Dateline: Foshan: The International Sign for Big Noses

I took a walk after our first interview today. Just out for a 30 minute stroll in the muggy afternoon in an area of Foshan where there appears to be little to see except for travel agencies and bootleg CD/DVD emporia. Halfway through the walk, as I am turning back towards the hotel, four children, about 8 years old, say "Hello." They all have backpacks with cartoon characters on them and are presumably on their way home from school.

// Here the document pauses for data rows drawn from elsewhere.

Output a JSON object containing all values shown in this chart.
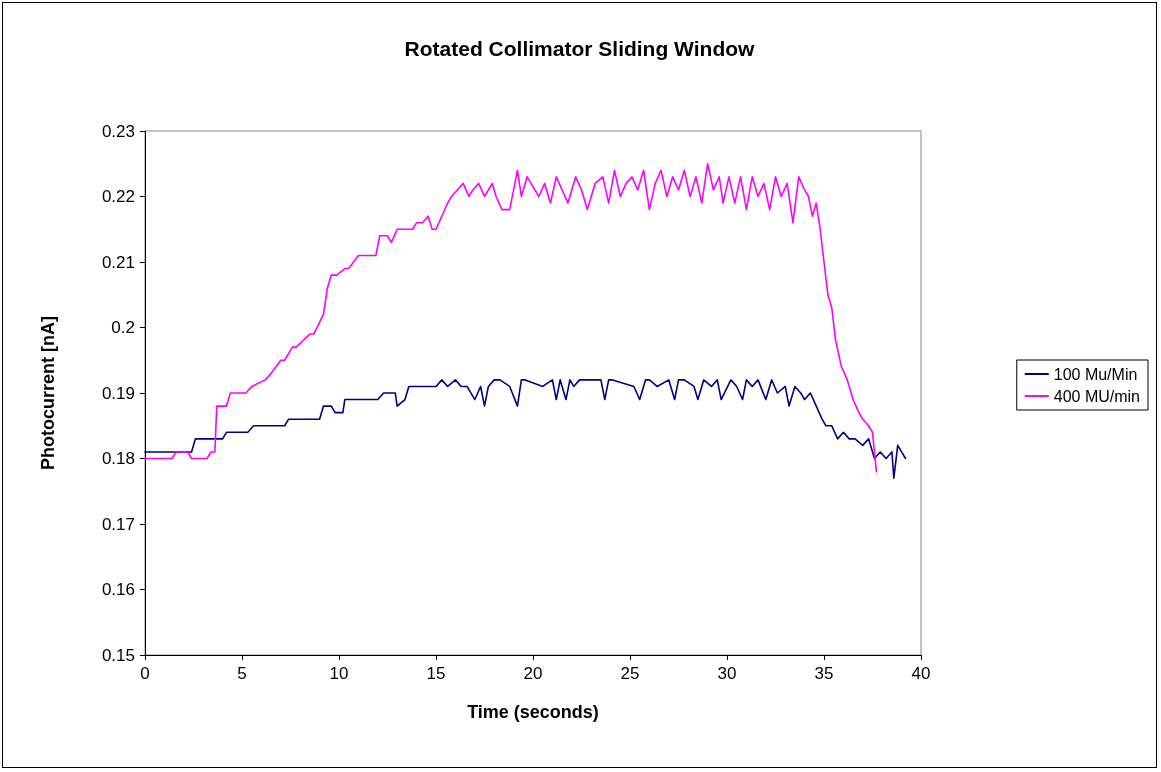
{
  "chart_data": {
    "type": "line",
    "title": "Rotated Collimator Sliding Window",
    "xlabel": "Time (seconds)",
    "ylabel": "Photocurrent [nA]",
    "xlim": [
      0,
      40
    ],
    "xticks": [
      0,
      5,
      10,
      15,
      20,
      25,
      30,
      35,
      40
    ],
    "ylim": [
      0.15,
      0.23
    ],
    "yticks": [
      0.15,
      0.16,
      0.17,
      0.18,
      0.19,
      0.2,
      0.21,
      0.22,
      0.23
    ],
    "grid": false,
    "legend": "right",
    "marker": "none",
    "line_style": "solid",
    "series": [
      {
        "name": "100 Mu/Min",
        "color": "#000080",
        "x": [
          0,
          2.4,
          2.6,
          4.0,
          4.2,
          5.3,
          5.6,
          7.2,
          7.4,
          9.0,
          9.2,
          9.6,
          9.8,
          10.2,
          10.3,
          12.0,
          12.3,
          12.9,
          13.0,
          13.4,
          13.6,
          15.0,
          15.3,
          15.6,
          16.0,
          16.3,
          16.6,
          17.0,
          17.3,
          17.5,
          17.7,
          18.0,
          18.3,
          18.8,
          19.2,
          19.4,
          19.6,
          20.5,
          21.0,
          21.2,
          21.4,
          21.7,
          21.9,
          22.1,
          22.4,
          23.5,
          23.7,
          23.9,
          24.1,
          25.2,
          25.5,
          25.8,
          26.0,
          26.4,
          27.0,
          27.3,
          27.5,
          27.8,
          28.3,
          28.5,
          28.8,
          29.2,
          29.5,
          29.7,
          30.2,
          30.5,
          30.8,
          31.0,
          31.3,
          31.6,
          32.0,
          32.3,
          32.6,
          33.0,
          33.2,
          33.5,
          33.8,
          34.0,
          34.3,
          34.6,
          34.9,
          35.1,
          35.4,
          35.7,
          36.0,
          36.3,
          36.6,
          37.0,
          37.3,
          37.6,
          37.9,
          38.2,
          38.5,
          38.6,
          38.8,
          39.0,
          39.2
        ],
        "values": [
          0.181,
          0.181,
          0.183,
          0.183,
          0.184,
          0.184,
          0.185,
          0.185,
          0.186,
          0.186,
          0.188,
          0.188,
          0.187,
          0.187,
          0.189,
          0.189,
          0.19,
          0.19,
          0.188,
          0.189,
          0.191,
          0.191,
          0.192,
          0.191,
          0.192,
          0.191,
          0.191,
          0.189,
          0.191,
          0.188,
          0.191,
          0.192,
          0.192,
          0.191,
          0.188,
          0.192,
          0.192,
          0.191,
          0.192,
          0.189,
          0.192,
          0.189,
          0.192,
          0.191,
          0.192,
          0.192,
          0.189,
          0.192,
          0.192,
          0.191,
          0.189,
          0.192,
          0.192,
          0.191,
          0.192,
          0.189,
          0.192,
          0.192,
          0.191,
          0.189,
          0.192,
          0.191,
          0.192,
          0.189,
          0.192,
          0.191,
          0.189,
          0.192,
          0.191,
          0.192,
          0.189,
          0.192,
          0.19,
          0.191,
          0.188,
          0.191,
          0.19,
          0.189,
          0.19,
          0.188,
          0.186,
          0.185,
          0.185,
          0.183,
          0.184,
          0.183,
          0.183,
          0.182,
          0.183,
          0.18,
          0.181,
          0.18,
          0.181,
          0.177,
          0.182,
          0.181,
          0.18
        ]
      },
      {
        "name": "400 MU/min",
        "color": "#ff00ff",
        "x": [
          0,
          1.4,
          1.6,
          2.2,
          2.4,
          3.2,
          3.4,
          3.6,
          3.7,
          4.2,
          4.4,
          5.2,
          5.5,
          6.2,
          6.5,
          7.0,
          7.2,
          7.6,
          7.8,
          8.5,
          8.7,
          9.2,
          9.4,
          9.6,
          9.9,
          10.3,
          10.5,
          11.0,
          11.9,
          12.1,
          12.5,
          12.7,
          13.0,
          13.8,
          14.0,
          14.3,
          14.6,
          14.8,
          15.0,
          15.6,
          15.8,
          16.1,
          16.4,
          16.7,
          16.9,
          17.2,
          17.5,
          17.9,
          18.1,
          18.4,
          18.8,
          19.2,
          19.4,
          19.7,
          19.9,
          20.3,
          20.6,
          20.9,
          21.2,
          21.5,
          21.8,
          22.2,
          22.5,
          22.8,
          23.2,
          23.6,
          23.9,
          24.2,
          24.5,
          24.8,
          25.1,
          25.4,
          25.7,
          26.0,
          26.3,
          26.6,
          26.9,
          27.2,
          27.5,
          27.8,
          28.1,
          28.4,
          28.7,
          29.0,
          29.3,
          29.6,
          29.8,
          30.1,
          30.4,
          30.7,
          31.0,
          31.3,
          31.6,
          31.9,
          32.2,
          32.5,
          32.8,
          33.1,
          33.4,
          33.7,
          34.0,
          34.2,
          34.4,
          34.6,
          34.8,
          35.0,
          35.2,
          35.4,
          35.6,
          35.9,
          36.2,
          36.5,
          36.8,
          37.0,
          37.3,
          37.5,
          37.7
        ],
        "values": [
          0.18,
          0.18,
          0.181,
          0.181,
          0.18,
          0.18,
          0.181,
          0.181,
          0.188,
          0.188,
          0.19,
          0.19,
          0.191,
          0.192,
          0.193,
          0.195,
          0.195,
          0.197,
          0.197,
          0.199,
          0.199,
          0.202,
          0.206,
          0.208,
          0.208,
          0.209,
          0.209,
          0.211,
          0.211,
          0.214,
          0.214,
          0.213,
          0.215,
          0.215,
          0.216,
          0.216,
          0.217,
          0.215,
          0.215,
          0.219,
          0.22,
          0.221,
          0.222,
          0.22,
          0.221,
          0.222,
          0.22,
          0.222,
          0.22,
          0.218,
          0.218,
          0.224,
          0.22,
          0.223,
          0.222,
          0.22,
          0.222,
          0.219,
          0.223,
          0.221,
          0.219,
          0.223,
          0.221,
          0.218,
          0.222,
          0.223,
          0.219,
          0.224,
          0.22,
          0.222,
          0.223,
          0.221,
          0.224,
          0.218,
          0.222,
          0.224,
          0.22,
          0.223,
          0.221,
          0.224,
          0.22,
          0.223,
          0.219,
          0.225,
          0.221,
          0.223,
          0.219,
          0.223,
          0.219,
          0.223,
          0.218,
          0.223,
          0.22,
          0.222,
          0.218,
          0.223,
          0.22,
          0.222,
          0.216,
          0.223,
          0.221,
          0.22,
          0.217,
          0.219,
          0.215,
          0.21,
          0.205,
          0.203,
          0.198,
          0.194,
          0.192,
          0.189,
          0.187,
          0.186,
          0.185,
          0.184,
          0.178
        ]
      }
    ]
  }
}
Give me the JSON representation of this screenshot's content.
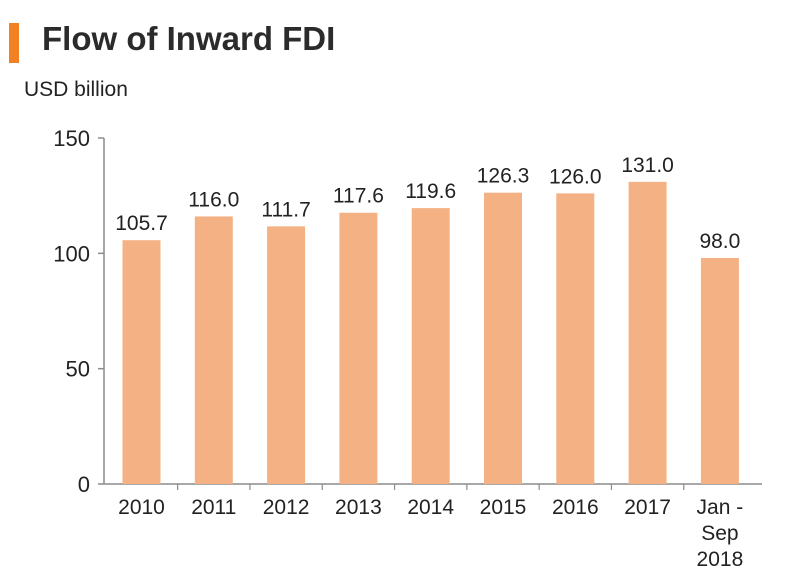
{
  "header": {
    "title": "Flow of Inward FDI",
    "unit_label": "USD billion"
  },
  "colors": {
    "accent": "#f28123",
    "bar": "#f4b183",
    "axis": "#8c8c8c"
  },
  "chart_data": {
    "type": "bar",
    "title": "Flow of Inward FDI",
    "ylabel": "USD billion",
    "xlabel": "",
    "ylim": [
      0,
      150
    ],
    "yticks": [
      0,
      50,
      100,
      150
    ],
    "grid": false,
    "categories": [
      "2010",
      "2011",
      "2012",
      "2013",
      "2014",
      "2015",
      "2016",
      "2017",
      "Jan - Sep 2018"
    ],
    "category_lines": [
      [
        "2010"
      ],
      [
        "2011"
      ],
      [
        "2012"
      ],
      [
        "2013"
      ],
      [
        "2014"
      ],
      [
        "2015"
      ],
      [
        "2016"
      ],
      [
        "2017"
      ],
      [
        "Jan -",
        "Sep",
        "2018"
      ]
    ],
    "values": [
      105.7,
      116.0,
      111.7,
      117.6,
      119.6,
      126.3,
      126.0,
      131.0,
      98.0
    ],
    "value_labels": [
      "105.7",
      "116.0",
      "111.7",
      "117.6",
      "119.6",
      "126.3",
      "126.0",
      "131.0",
      "98.0"
    ]
  }
}
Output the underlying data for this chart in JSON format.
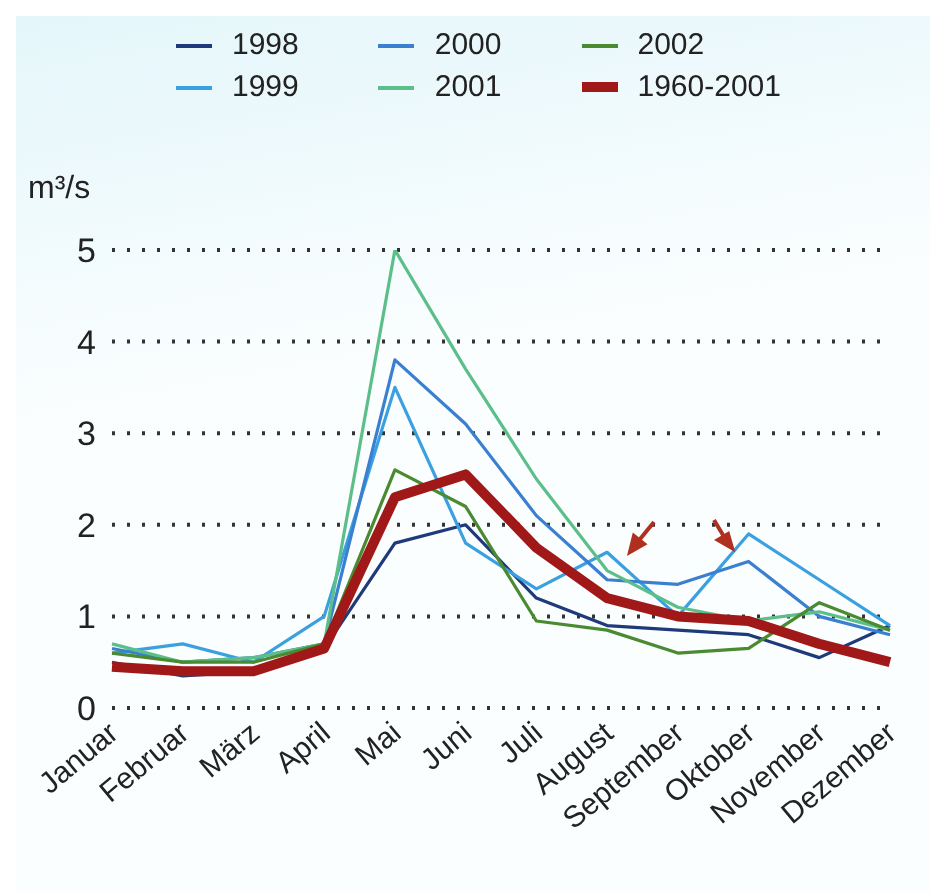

Then they begin asking me questions. I would have been happy to answer, if only my Cantonese were a bit better, that is to say, existent. We five keep walking, they peppering me with one or two of the same questions, me responding with a something of a Jackie Mason pose - shoulders shrugged, arms tucked to my sides at the elbows and then akimbo through the forearms. "I don't know what you're saying, but 'Hello' anyway." This continues.

The children, through their giggles, smell blood in the water. They know I know not a lick of their language. And they start mocking. One in particular is bold and will walk up to me, ask a couple of questions, and then skitter back to the pack for a group titter. It would go on for about three more blocks, but he would play his trump card well before they left. Hand to his face, cupped inward, then he dramatically pulls his forward. It was no reference to my particularly Semitic schnoz, but to the relative prominence of Caucasian snouts more broadly: The International Sign for Big Noses. And so I am, for the first time, the victim of a grade school Chinese hate crime.

1 Comments:

At 12:26 PM, Blogger Unknown said...

i think this problem could be solved with a pocketful of candy. giving away cockroach traps is not the best way to make friends.